I’ve flipped through exam sheets with sweaty palms, holding my breath for a grade that seemed to carry too much weight. I’ve seen classmates go quiet over an 85%, as if that single mark had the power to erase all they had worked for. And I’ve seen artists, dreamers and deep thinkers sit in the shadows—just because their brilliance didn’t show up on a report card.
But here’s what I’ve come to believe: a report card shows performance, not potential.
Why do schools so often forget this? Why are we all measured by the same scale, as if we’re meant to follow the same path? A student who paints galaxies in their notebook or writes stories that make people feel is rarely applauded like the one who tops a math test. But aren’t both equally extraordinary?

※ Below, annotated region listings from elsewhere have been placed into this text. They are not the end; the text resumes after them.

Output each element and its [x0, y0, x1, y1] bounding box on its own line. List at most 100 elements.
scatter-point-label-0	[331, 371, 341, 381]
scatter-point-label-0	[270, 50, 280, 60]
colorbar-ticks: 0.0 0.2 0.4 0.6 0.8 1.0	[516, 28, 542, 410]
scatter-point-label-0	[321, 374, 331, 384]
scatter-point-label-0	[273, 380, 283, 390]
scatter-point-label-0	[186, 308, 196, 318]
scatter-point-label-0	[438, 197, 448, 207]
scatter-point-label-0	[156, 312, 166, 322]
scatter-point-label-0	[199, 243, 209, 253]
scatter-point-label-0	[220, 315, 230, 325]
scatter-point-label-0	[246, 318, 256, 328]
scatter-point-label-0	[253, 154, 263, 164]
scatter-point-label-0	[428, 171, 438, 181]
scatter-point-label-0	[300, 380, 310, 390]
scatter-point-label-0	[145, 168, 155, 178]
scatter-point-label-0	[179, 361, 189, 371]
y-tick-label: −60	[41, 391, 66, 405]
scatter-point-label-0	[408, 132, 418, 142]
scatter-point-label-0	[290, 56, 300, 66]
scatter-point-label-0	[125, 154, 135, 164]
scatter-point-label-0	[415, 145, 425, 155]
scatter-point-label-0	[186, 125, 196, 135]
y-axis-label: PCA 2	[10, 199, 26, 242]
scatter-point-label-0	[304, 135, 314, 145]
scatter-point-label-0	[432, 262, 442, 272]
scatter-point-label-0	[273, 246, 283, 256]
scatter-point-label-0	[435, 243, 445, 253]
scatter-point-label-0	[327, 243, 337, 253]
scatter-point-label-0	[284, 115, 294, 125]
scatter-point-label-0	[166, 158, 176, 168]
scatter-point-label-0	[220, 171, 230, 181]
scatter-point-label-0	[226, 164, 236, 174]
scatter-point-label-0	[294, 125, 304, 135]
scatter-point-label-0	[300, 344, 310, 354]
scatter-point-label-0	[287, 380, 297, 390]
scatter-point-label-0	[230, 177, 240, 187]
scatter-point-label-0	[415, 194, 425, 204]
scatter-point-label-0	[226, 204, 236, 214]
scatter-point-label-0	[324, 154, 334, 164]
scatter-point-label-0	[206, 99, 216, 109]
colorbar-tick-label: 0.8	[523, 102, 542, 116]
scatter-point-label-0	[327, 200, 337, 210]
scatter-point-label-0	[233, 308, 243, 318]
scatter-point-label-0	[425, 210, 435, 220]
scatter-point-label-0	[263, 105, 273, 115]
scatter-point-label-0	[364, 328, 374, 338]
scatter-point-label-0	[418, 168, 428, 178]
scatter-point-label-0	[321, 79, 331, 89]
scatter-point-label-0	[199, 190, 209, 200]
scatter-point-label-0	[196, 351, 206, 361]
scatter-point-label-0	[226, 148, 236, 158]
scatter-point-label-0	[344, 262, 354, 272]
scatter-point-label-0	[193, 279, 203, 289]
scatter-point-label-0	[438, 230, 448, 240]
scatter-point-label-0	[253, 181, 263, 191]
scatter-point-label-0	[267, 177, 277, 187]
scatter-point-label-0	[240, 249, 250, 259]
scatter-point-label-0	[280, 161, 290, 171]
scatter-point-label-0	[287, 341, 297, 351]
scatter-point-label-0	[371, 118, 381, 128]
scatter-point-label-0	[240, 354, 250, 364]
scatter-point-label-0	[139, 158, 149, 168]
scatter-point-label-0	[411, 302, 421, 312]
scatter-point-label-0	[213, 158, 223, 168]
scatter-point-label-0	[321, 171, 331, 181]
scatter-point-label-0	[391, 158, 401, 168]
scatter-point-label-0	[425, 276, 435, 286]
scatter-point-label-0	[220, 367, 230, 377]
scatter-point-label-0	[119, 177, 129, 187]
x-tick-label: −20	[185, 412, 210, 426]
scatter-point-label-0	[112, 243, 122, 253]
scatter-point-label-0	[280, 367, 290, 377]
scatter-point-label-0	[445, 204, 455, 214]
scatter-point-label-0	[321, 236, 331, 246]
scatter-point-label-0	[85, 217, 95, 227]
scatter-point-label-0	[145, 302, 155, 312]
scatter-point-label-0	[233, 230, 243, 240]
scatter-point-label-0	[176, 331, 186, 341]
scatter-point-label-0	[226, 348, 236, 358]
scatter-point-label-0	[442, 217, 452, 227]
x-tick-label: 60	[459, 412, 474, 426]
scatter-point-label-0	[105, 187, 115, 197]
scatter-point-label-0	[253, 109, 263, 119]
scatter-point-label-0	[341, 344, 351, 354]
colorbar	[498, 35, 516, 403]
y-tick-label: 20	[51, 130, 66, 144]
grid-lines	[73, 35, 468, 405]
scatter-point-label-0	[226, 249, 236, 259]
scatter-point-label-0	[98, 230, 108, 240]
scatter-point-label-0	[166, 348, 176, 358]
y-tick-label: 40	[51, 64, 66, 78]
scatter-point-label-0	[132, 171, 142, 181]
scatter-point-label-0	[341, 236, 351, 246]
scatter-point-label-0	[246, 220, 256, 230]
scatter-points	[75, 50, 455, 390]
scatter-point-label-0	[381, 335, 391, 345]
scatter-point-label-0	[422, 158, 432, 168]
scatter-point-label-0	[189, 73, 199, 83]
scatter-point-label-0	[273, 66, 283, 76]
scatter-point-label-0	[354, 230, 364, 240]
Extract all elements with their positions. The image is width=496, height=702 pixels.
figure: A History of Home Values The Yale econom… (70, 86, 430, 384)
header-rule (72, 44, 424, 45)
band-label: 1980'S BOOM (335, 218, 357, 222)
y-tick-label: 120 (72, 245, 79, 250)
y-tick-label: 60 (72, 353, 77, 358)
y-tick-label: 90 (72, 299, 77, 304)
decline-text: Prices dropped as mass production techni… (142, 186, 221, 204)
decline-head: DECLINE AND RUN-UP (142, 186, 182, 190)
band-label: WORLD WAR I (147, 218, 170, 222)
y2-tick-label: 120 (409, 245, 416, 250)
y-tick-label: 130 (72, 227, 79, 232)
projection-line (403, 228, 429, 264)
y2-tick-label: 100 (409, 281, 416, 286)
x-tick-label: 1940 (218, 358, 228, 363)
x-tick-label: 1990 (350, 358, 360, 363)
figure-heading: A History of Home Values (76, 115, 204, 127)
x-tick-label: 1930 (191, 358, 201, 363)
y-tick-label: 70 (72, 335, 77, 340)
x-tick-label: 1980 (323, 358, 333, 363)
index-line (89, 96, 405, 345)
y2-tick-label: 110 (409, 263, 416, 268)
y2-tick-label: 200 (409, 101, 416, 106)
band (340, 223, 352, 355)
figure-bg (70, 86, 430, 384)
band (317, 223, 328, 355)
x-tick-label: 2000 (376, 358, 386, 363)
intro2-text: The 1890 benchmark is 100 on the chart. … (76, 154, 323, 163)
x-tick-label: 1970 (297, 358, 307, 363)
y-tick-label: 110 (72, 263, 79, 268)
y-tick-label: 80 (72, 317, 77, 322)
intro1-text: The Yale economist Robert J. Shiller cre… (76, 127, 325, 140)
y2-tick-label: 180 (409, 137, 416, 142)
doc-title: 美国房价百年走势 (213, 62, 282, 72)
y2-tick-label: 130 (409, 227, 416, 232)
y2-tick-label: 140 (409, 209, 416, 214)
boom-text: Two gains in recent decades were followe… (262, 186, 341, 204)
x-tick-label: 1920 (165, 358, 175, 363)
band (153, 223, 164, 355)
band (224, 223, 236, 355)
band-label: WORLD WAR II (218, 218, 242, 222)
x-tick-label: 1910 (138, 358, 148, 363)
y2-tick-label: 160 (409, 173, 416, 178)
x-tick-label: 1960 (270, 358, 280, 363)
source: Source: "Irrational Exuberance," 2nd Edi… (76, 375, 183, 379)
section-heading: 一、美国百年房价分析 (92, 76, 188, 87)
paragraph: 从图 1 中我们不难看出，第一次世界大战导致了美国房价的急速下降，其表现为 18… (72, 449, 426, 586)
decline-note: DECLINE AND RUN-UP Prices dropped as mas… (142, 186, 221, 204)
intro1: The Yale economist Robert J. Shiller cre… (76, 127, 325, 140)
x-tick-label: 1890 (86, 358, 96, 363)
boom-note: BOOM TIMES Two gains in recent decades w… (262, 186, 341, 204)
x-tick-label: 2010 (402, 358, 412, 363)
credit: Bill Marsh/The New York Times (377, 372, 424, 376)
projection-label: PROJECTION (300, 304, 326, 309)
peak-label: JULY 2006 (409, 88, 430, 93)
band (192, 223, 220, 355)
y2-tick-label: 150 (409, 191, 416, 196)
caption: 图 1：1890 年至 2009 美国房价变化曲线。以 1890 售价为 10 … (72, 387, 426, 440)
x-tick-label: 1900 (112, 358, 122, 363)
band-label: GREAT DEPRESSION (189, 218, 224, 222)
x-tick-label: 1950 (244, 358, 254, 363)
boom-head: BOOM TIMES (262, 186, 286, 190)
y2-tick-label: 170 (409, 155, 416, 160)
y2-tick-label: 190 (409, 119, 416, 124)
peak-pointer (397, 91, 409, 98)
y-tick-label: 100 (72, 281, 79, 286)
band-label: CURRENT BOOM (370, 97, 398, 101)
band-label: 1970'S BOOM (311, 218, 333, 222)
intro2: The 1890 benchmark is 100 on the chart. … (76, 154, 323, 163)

Yes, marks matter—but only up to a point. They should never become the only way to judge intelligence, effort, or worth. Because dreams don’t come stamped with A1 or B2. They grow through those late nights when your eyes are tired but you keep going anyway, the quiet setbacks no one notices, and the courage to stand back up.
One low grade should never silence a voice. One report card can never define everything we are—or everything we’re meant to become.
So the next time someone asks me, “What did you score?”
I’ll smile—not because I topped the test, but because I still believe in myself.
And sometimes, that belief is worth more than any mark ever written on paper.